Department of Intensive Care Medicine, Inselspital, Bern University Hospital, and University of Bern, Bern, Switzerland.
Crit Care Med. 2012 Oct;40(10):2841-9. doi: 10.1097/CCM.0b013e31825b916b.
Early treatment in sepsis may improve outcome. The aim of this study was to evaluate how the delay in starting resuscitation influences the severity of sepsis and the treatment needed to achieve hemodynamic stability.
Prospective, randomized, controlled experimental study.
Experimental laboratory in a university hospital.
Thirty-two anesthetized and mechanically ventilated pigs.

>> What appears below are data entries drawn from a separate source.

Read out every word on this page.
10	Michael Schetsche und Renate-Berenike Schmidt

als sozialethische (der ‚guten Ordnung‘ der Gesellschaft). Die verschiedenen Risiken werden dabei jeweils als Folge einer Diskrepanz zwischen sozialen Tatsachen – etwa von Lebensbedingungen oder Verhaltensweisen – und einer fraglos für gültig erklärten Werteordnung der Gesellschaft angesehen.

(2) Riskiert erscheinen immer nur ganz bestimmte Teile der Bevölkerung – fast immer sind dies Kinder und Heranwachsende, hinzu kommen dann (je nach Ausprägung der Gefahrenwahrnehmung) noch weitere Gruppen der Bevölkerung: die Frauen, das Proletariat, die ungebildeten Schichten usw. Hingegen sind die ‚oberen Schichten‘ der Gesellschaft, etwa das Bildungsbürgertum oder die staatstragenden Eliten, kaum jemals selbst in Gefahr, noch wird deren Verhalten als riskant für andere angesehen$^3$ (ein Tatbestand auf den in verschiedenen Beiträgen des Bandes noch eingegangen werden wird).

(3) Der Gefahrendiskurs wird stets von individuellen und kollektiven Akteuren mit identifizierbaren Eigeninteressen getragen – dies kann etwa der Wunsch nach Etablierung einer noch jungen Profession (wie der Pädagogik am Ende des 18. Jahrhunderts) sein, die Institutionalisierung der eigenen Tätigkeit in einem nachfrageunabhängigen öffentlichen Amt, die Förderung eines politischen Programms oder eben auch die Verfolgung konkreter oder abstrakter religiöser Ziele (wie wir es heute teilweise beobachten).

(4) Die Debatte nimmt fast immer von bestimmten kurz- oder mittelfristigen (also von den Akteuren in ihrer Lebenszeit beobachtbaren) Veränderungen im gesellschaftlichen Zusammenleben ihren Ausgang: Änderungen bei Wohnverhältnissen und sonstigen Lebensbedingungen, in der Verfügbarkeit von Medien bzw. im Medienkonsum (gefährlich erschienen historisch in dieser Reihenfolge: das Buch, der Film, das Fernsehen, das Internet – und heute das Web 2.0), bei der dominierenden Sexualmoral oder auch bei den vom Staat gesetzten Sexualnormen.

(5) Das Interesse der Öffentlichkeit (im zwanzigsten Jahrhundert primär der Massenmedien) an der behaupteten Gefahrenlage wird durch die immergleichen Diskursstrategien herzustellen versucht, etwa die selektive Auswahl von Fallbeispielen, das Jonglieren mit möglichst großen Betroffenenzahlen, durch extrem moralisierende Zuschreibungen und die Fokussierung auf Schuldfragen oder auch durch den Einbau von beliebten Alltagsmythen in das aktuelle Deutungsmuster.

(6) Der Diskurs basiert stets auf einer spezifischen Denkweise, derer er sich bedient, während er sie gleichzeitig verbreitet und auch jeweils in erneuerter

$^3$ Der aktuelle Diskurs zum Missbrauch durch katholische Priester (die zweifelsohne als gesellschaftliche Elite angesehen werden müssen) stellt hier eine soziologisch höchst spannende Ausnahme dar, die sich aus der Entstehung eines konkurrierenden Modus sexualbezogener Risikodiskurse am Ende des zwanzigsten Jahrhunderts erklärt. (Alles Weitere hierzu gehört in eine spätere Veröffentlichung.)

Pigs were randomly assigned (n=8 per group) to a nonseptic control group or one of three groups in which fecal peritonitis (peritoneal instillation of 2 g/kg autologous feces) was induced, and a 48-hr period of protocolized resuscitation started 6 (ΔT-6 hrs), 12 (ΔT-12 hrs), or 24 (ΔT-24 hrs) hrs later. The aim of this study was to evaluate the impact of delays in resuscitation on disease severity, need for resuscitation, and the development of sepsis-associated organ and mitochondrial dysfunction.
Any delay in starting resuscitation was associated with progressive signs of hypovolemia and increased plasma levels of interleukin-6 and tumor necrosis factor-α prior to resuscitation. Delaying resuscitation increased cumulative net fluid balances (2.1±0.5 mL/kg/hr, 2.8±0.7 mL/kg/hr, and 3.2±1.5 mL/kg/hr, respectively, for groups ΔT-6 hrs, ΔT-12 hrs, and ΔT-24 hrs; p<.01) and norepinephrine requirements during the 48-hr resuscitation protocol (0.02±0.04 μg/kg/min, 0.06±0.09 μg/kg/min, and 0.13±0.15 µg/kg/min; p=.059), decreased maximal brain mitochondrial complex II respiration (p=.048), and tended to increase mortality (p=.08). Muscle tissue adenosine triphosphate decreased in all groups (p<.01), with lowest values at the end in groups ΔT-12 hrs and ΔT-24 hrs.
Increasing the delay between sepsis initiation and resuscitation increases disease severity, need for resuscitation, and sepsis-associated brain mitochondrial dysfunction. Our results support the concept of a critical window of opportunity in sepsis resuscitation.
脓毒症的早期治疗可能改善预后。本研究旨在评估复苏开始延迟如何影响脓毒症的严重程度以及实现血流动力学稳定所需的治疗。
前瞻性、随机、对照的实验研究。
大学医院的实验实验室。
32 头麻醉和机械通气的猪。
猪被随机分配(每组 8 头)至非脓毒症对照组或三组中的一组,其中诱导粪性腹膜炎(腹腔内注入 2 g/kg 自体粪便),并在 6 小时(ΔT-6 小时)、12 小时(ΔT-12 小时)或 24 小时(ΔT-24 小时)后开始 48 小时的方案化复苏。本研究旨在评估复苏开始延迟对疾病严重程度、复苏需求以及脓毒症相关器官和线粒体功能障碍的影响。
任何复苏开始的延迟都与复苏前低血容量的进行性迹象以及白细胞介素-6 和肿瘤坏死因子-α 血浆水平的升高有关。延迟复苏增加了累积净液体平衡(分别为 2.1±0.5 毫升/公斤/小时、2.8±0.7 毫升/公斤/小时和 3.2±1.5 毫升/公斤/小时,对于 ΔT-6 小时、ΔT-12 小时和 ΔT-24 小时组;p<.01)和 48 小时复苏方案期间去甲肾上腺素的需求(0.02±0.04 微克/公斤/分钟、0.06±0.09 微克/公斤/分钟和 0.13±0.15 微克/公斤/分钟;p=.059),降低了最大脑线粒体复合物 II 呼吸(p=.048),并倾向于增加死亡率(p=.08)。所有组的肌肉组织三磷酸腺苷均减少(p<.01),在 ΔT-12 小时和 ΔT-24 小时组结束时最低。
增加脓毒症发作与复苏之间的延迟时间会增加疾病的严重程度、复苏的需求以及与脓毒症相关的脑线粒体功能障碍。我们的结果支持脓毒症复苏存在关键机会窗的概念。